Professional gemmologists use sophisticated equipment, but three affordable tools enable confident preliminary authentication at home or when shopping.
Simple tactile tests also prove valuable. Genuine quartz feels noticeably cooler against skin than glass—pressing a suspect stone against your cheek reveals temperature differences that betray imitations. However, colour alone never confirms identity. Numerous red stones—garnet, ruby, spinel, tourmaline—appear virtually identical to untrained eyes.
Pearls occupy a unique position as organic gems created by molluscs. The distinction between natural and cultured pearls involves formation process rather than authenticity—both are genuine pearls, but natural specimens form spontaneously while cultured pearls develop around deliberately introduced irritants.
Akoya pearls typically display sharper, more mirror-like lustre than freshwater varieties, though exceptional freshwater specimens rival Akoya quality at lower prices. The nacre thickness and cultivation conditions create these optical differences, making direct comparison essential before purchase.
Pearl strands require periodic restringing—silk threads weaken and stretch over time. Warning signs include visible thread between pearls, knots appearing grey or frayed, or the strand feeling loose when draped. Professional restringing typically costs £30-80 and prevents catastrophic breakage.
Perfume, hairspray, and cosmetics attack pearl nacre aggressively. The traditional advice—pearls should be the last thing you put on and first thing you remove—remains the best preservation strategy.
These three organic materials share vulnerability to chemicals and require understanding of both care requirements and legal considerations.
Baltic amber floats in saturated saltwater while plastic sinks—a simple home test distinguishing genuine specimens from common imitations. Genuine amber also produces a resinous smell when touched with a heated needle (performed carefully on inconspicuous areas). Storage matters: amber develops tiny cracks when kept in overly dry conditions, and alcohol-based products destroy its surface polish.
Coral jewellery sales face significant legal restrictions due to conservation concerns.

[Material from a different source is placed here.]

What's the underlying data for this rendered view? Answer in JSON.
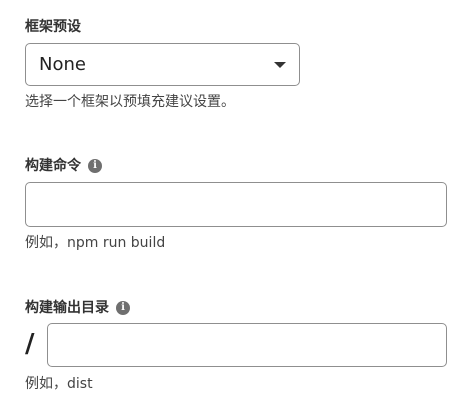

Antique coral pieces may require documentation proving pre-ban origin for legal resale. Beyond legality, coral loses lustre when exposed to sweat and requires careful storage—cotton wool, counterintuitively, dries coral excessively and should be avoided.
Despite its beauty, mother-of-pearl scratches easily against harder materials like keys or coins. Glued inlays can separate when exposed to water, making showering with mother-of-pearl earrings inadvisable. Both white and black varieties show scratches, though darker specimens hide minor damage more effectively.
Modern birthstone charts, standardised in the early twentieth century, don’t represent ancient tradition—they reflect commercial decisions by jewellery trade associations. Some months offer multiple options: June features pearl, moonstone, and alexandrite, while December includes tanzanite, blue zircon, and turquoise.
Practical considerations should guide birthstone gifts beyond calendar matching. Gifting an opal ring to someone who never removes jewellery guarantees damage within months. Substitutions often prove wise—white sapphire offers diamond-like appearance for April birthdays at a fraction of the cost, while blue zircon provides greater durability than tanzanite for December celebrations.
Natural stones reward understanding. Each piece carries geological history spanning millions of years, deserving care that preserves its beauty for generations. Armed with knowledge of hardness, care requirements, and authentication basics, you can build a collection that remains stunning indefinitely—and confidently distinguish genuine treasures from clever imitations.